Questions of “residence” and “domicile” have considerable effects on the UK taxes due and payable by taxpayers, whether they are individuals or, for residence, companies.
Whilst sometimes confused “residence” is very different to “domicile”, with “non-doms” (ie someone who is not UK domiciled) having attracted much media attention over the last 2 or 3 years.
In the UK, an individual is broadly considered “resident” in the country in which they live or spend substantial amounts of their time. In considering “tax residence”, HMRC will routinely begin by considering each tax year, meaning the tax residence status of that person can, effectively, change across tax years.
“Domicile” is not the same as “residence” although the two are often confused.

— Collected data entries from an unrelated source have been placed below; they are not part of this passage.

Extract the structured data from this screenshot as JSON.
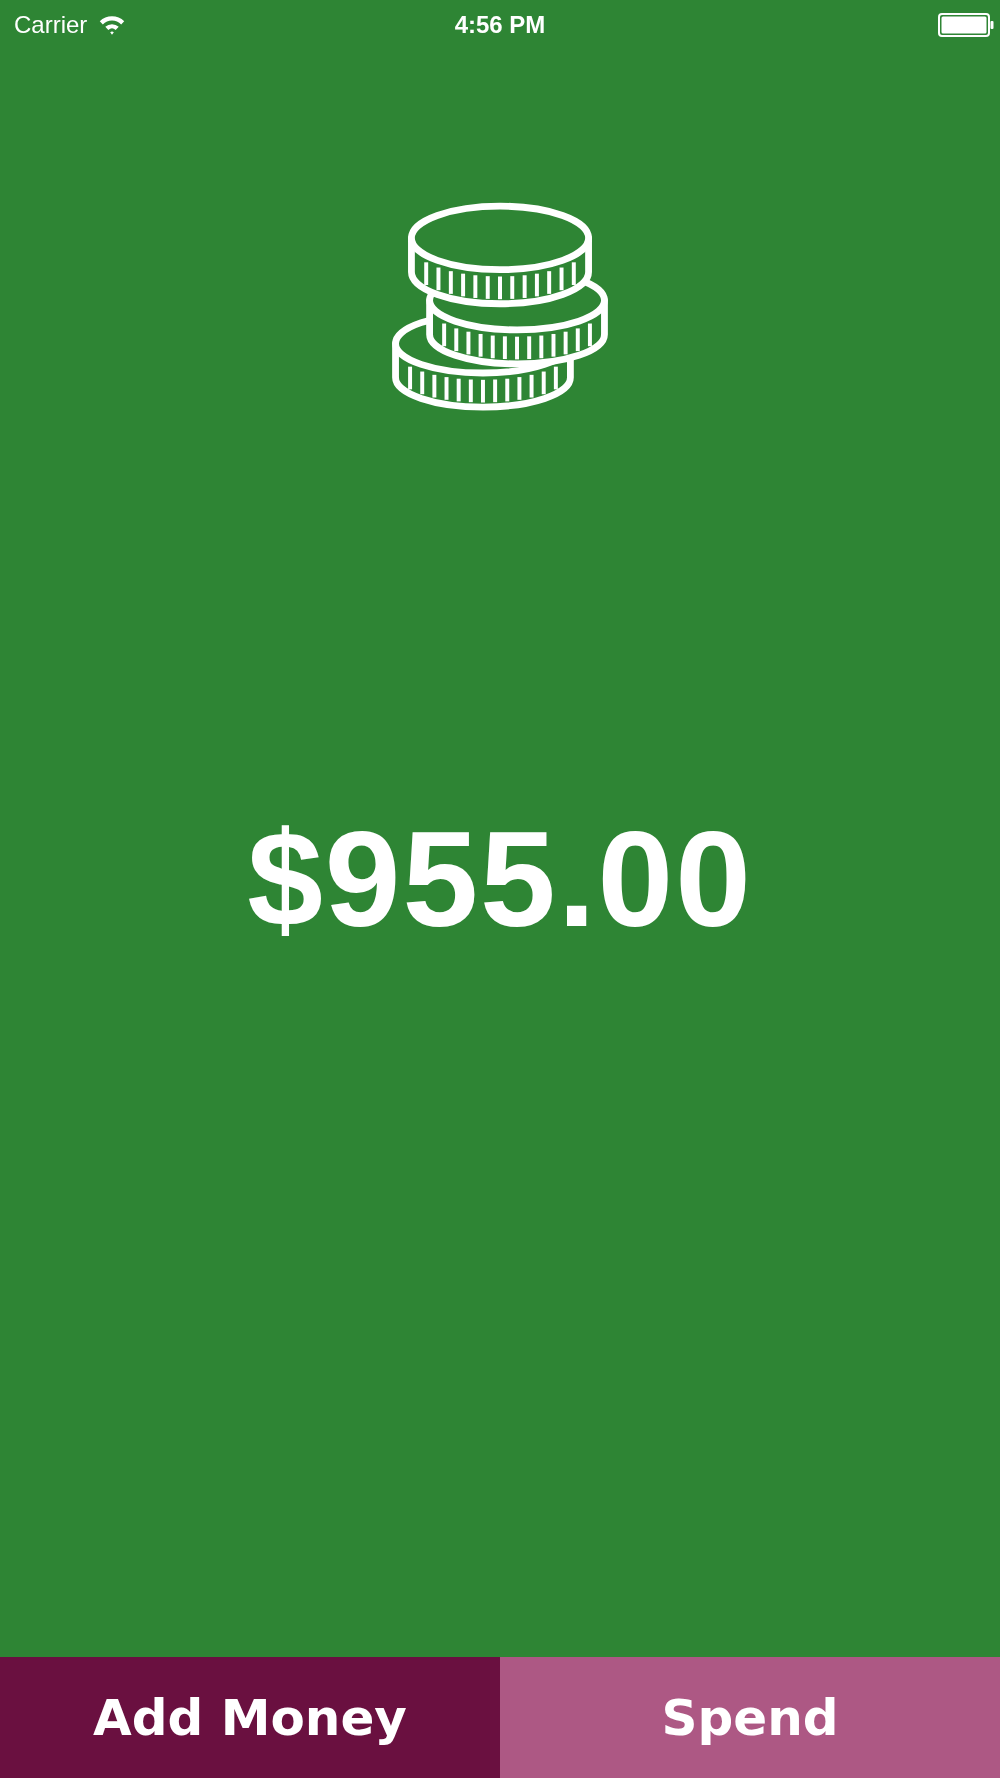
{
  "status_bar": {
    "carrier": "Carrier",
    "time": "4:56 PM"
  },
  "balance": "$955.00",
  "buttons": [
    {
      "label": "Add Money",
      "color": "#6a1040"
    },
    {
      "label": "Spend",
      "color": "#ad5884"
    }
  ]
}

An individual is generally domiciled to their country or place of domicile at birth, and HMRC view this as difficult to change unless certain clear and conscious things are done. The position is further complicated by the general concept that an individual usually acquires the domicile status and location of their father.
For UK resident taxpayers with domicile abroad, there can be advantages to that non-domicile status and, where there are tax advantages, there is HMRC investigation.

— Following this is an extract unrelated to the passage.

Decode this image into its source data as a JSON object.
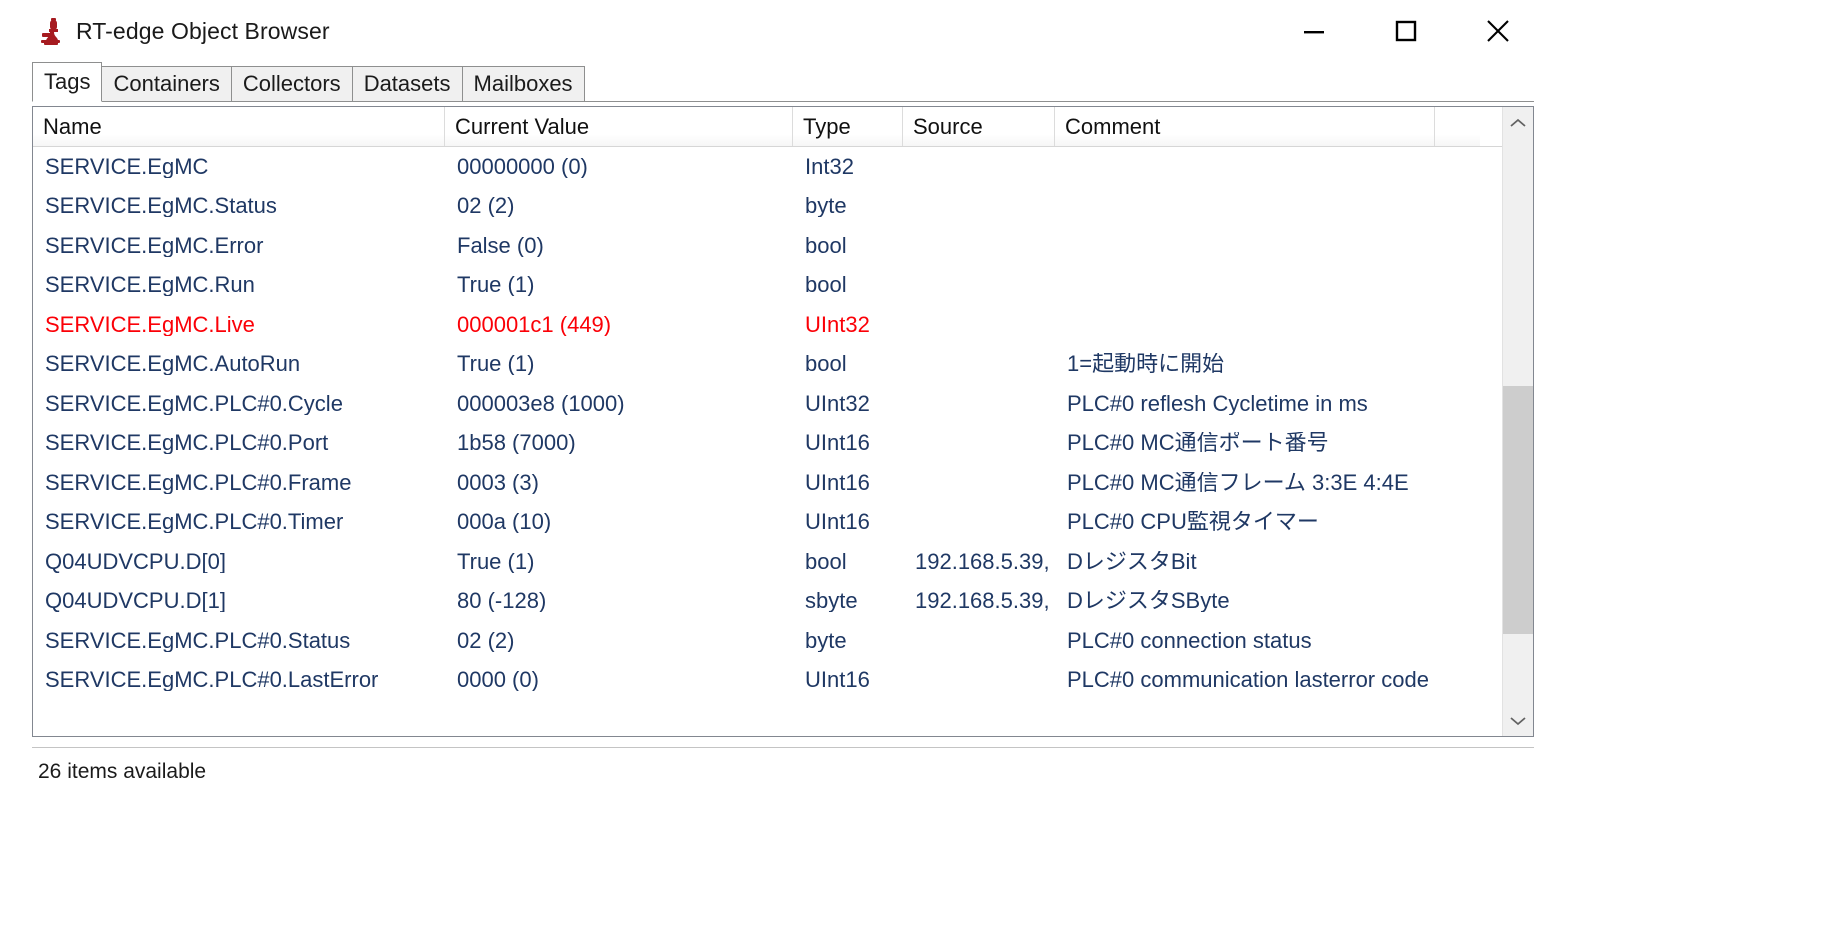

When HMRC are reviewing the residence or domicile status of an individual HMRC are often focussing on income or assets abroad which could give rise to a UK tax liability if that income or those assets were within the UK or owned by an individual who was UK resident and domiciled.
For companies, the position is a little different as there is no concept of “domicile” status that can affect a company’s tax liability. However, a company can also be “non-resident” which can have a considerable effect on the tax payable by that company.
Again, and as with individuals, as a company being “non-resident” can reduce or extinguish that company’s tax liability, this is an area of active HMRC investigation with ever developing scenarios.